The People of Gibraltar
1625 - Alonso Hernández del Portillo - Historia de Gibraltar


Alonso Hernández del Portillo was born in Gibraltar probably in 1543. He was employed by the local council as Jurado de consejo covering  the area then known as La Barcina and Villa Vieja. Among other responsibilities he had to make sure that the council was supplied with food and other necessities.  

Portillo is best known as the author of Historia de la Muy Noble y Muy Leal Ciudad de Gibraltar much used as a primary source by many other later historians of Gibraltar - especially as regards descriptions of the town and of some of its traditions . His book is generally credited with being the first general history of Gibraltar ever written. 

It is hard to trace the date when he started writing his history and even harder to determine when he completed it.  According to the modern Spanish historian, Antonio Torremocha Silva he wrote most of it from 1605 to 1610 and then reviewed it using marginal notes and a few textual changes from 1615 to 1624. One small problem with this last theory is that the book mentions an event which the author dates as having occurred in 1625. 




Map of Gibraltar at the time Portillo was writing - despite the date! Curiously Portillo does not make any mention of Rosia - either as a chapel or a bay - in his history. 

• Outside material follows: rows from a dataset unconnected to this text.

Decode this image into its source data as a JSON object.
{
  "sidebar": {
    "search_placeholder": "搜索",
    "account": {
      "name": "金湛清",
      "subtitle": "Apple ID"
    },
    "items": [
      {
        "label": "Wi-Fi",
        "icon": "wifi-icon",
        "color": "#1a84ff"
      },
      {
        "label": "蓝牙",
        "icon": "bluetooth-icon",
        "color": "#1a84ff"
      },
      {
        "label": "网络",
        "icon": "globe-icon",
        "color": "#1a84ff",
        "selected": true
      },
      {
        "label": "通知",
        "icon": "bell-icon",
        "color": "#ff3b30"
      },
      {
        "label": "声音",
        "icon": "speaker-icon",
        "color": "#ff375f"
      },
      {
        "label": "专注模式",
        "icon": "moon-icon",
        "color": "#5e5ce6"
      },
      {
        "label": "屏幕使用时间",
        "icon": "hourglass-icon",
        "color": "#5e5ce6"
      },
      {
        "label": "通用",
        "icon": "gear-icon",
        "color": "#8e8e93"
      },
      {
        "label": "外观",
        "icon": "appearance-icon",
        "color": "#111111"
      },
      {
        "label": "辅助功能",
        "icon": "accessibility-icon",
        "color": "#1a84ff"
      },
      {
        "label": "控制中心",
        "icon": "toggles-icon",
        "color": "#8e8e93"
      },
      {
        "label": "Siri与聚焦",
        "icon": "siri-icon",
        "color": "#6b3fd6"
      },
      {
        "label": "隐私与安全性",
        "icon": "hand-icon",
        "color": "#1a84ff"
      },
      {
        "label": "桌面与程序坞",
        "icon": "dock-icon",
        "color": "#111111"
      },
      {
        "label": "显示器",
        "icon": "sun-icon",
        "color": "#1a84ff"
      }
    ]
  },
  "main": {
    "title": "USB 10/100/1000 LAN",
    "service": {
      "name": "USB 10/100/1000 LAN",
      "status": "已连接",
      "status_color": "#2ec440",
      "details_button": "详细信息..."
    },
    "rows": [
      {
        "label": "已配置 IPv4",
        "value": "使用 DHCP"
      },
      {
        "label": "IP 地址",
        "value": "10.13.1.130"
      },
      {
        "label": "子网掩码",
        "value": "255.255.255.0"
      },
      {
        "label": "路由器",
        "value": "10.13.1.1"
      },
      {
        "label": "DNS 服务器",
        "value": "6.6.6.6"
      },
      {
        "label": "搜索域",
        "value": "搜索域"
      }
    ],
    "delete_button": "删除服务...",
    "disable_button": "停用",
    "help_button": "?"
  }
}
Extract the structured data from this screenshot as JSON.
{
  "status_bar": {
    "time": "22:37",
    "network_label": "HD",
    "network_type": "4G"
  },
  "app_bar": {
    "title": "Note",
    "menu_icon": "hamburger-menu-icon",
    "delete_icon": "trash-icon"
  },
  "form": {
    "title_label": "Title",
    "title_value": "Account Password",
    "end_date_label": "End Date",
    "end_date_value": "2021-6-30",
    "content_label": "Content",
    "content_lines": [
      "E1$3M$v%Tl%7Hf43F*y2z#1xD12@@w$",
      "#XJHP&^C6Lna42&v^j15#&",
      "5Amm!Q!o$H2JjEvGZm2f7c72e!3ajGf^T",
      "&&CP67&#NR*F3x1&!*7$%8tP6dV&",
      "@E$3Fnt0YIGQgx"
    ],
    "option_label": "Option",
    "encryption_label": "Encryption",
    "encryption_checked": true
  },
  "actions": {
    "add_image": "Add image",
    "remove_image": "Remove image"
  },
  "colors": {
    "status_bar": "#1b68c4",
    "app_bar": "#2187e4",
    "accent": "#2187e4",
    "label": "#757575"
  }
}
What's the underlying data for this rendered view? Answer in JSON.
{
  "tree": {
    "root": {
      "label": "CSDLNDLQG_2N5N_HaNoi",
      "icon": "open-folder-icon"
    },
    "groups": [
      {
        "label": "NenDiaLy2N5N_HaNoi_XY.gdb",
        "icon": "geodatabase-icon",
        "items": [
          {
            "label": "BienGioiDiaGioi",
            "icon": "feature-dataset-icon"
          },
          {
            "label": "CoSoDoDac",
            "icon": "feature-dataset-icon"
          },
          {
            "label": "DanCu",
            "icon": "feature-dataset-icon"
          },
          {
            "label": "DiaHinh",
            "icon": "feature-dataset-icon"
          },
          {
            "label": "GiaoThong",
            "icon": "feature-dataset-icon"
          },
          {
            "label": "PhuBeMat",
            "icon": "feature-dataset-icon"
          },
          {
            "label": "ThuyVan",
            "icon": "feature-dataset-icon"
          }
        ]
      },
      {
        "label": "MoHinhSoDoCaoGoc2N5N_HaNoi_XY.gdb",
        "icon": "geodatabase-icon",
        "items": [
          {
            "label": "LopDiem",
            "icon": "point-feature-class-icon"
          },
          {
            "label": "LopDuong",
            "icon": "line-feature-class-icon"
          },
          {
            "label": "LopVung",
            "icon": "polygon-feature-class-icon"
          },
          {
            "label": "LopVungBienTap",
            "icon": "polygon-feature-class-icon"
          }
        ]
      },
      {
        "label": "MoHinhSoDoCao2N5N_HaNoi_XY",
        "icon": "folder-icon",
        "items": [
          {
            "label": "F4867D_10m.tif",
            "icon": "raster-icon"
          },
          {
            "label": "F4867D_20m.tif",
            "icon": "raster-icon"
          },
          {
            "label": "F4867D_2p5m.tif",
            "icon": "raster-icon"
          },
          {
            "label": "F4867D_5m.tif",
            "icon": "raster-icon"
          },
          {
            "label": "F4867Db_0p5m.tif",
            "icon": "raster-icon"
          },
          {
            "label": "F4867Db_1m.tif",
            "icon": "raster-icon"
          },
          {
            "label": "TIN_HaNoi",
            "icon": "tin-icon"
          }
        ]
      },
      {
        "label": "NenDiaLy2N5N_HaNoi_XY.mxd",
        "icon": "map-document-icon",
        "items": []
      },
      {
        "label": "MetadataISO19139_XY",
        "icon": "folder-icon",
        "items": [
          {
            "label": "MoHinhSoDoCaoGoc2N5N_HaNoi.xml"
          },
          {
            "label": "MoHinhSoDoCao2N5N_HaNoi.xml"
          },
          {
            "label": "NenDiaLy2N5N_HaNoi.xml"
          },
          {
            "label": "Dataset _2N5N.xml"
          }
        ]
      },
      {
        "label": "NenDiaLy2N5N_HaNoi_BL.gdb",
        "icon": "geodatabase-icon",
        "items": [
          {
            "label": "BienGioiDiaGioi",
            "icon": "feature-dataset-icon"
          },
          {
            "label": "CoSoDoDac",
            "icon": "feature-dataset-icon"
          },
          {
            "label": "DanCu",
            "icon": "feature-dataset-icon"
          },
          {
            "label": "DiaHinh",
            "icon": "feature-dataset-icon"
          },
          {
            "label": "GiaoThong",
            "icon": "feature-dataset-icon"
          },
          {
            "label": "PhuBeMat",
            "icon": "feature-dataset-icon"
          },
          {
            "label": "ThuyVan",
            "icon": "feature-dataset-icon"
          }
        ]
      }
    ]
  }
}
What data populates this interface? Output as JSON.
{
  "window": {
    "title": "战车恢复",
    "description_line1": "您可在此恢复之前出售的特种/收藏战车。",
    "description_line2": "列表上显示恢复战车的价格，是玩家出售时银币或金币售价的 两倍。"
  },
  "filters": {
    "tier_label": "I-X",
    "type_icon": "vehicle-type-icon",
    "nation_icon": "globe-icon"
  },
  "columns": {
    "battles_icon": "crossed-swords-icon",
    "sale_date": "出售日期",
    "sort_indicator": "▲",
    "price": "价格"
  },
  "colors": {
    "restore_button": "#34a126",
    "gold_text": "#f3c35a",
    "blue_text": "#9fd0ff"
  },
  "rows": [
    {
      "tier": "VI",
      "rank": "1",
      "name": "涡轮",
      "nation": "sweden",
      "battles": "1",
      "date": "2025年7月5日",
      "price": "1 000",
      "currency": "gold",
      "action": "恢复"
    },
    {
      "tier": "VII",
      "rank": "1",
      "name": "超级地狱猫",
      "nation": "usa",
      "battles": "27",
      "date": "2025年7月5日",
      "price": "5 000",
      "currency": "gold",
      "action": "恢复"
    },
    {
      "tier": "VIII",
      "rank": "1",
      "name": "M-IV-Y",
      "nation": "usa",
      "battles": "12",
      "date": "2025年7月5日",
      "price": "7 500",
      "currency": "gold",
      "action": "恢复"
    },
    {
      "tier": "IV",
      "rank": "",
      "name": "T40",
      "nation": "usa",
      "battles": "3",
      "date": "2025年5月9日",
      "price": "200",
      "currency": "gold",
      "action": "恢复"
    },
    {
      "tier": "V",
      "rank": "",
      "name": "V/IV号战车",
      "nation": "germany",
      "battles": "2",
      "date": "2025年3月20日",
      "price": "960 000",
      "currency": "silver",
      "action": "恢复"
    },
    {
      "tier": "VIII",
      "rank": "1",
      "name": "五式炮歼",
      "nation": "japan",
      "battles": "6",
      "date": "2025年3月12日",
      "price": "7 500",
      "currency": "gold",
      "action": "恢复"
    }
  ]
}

From a reading of Portillo's prologue it would also seem that he never expected his history to be published.  It was - and more than once . The original was carefully safeguarded for many years by the Cabildo or City Council in Gibraltar and then later in San Roque after the British 1704. This was the copy used extensively by Ignacio Lopez de Ayala ( see LINK ) in the late 18th century when he wrote his own Historia de Gibraltar.  

In the mid 19th century the original went missing and has so far never been found. Since then and for a number of years, many historians have been dependent on whatever sections of the work Ayala bothered to use.  Shortly afterwards a member of the Perez de Guzman family  - with long family connections with Gibraltar that are much mentioned by Potillo himself - discovered a manuscript of the work held in the Biblioteca Nacional de España. 

It is dated 1781 and could be a handwritten copy by Ayala. My own notes are taken from this handwritten text. It means that I have had to take several small liberties while transcribing it. Where a particular word proved indecipherable or hard to understand I have used a question mark (?) to identify the word. I have also updated some of the old Spanish spelling to make the thing - hopefully - more readable.



The front page of Portillo's Historia de Gibraltar, possibly in Ignacio López de Ayala's  handwriting.


It would also be useful to take into account that the Rock Portillo lived in was - despite the expulsion of the Moors - still a frontier town. It was heavily fortified and was an important Spanish naval base. It was also continually under threat from Corsairs operating from the Barbary coast which required an almost constant state of alert. Ordinary citizens were armed, and the town was divided into defensive zones one of which was headed by Portillo himself.  

It is also easy to forget that Portillo's Gibraltar did not end at the start of the isthmus. In his day it included the entire area now occupied by La Linea, Los Barrios, San Roque and right across the Bay to Algeciras and beyond. As Portillo continually reminds us, the ruins of Carteia were definitely part of the picture.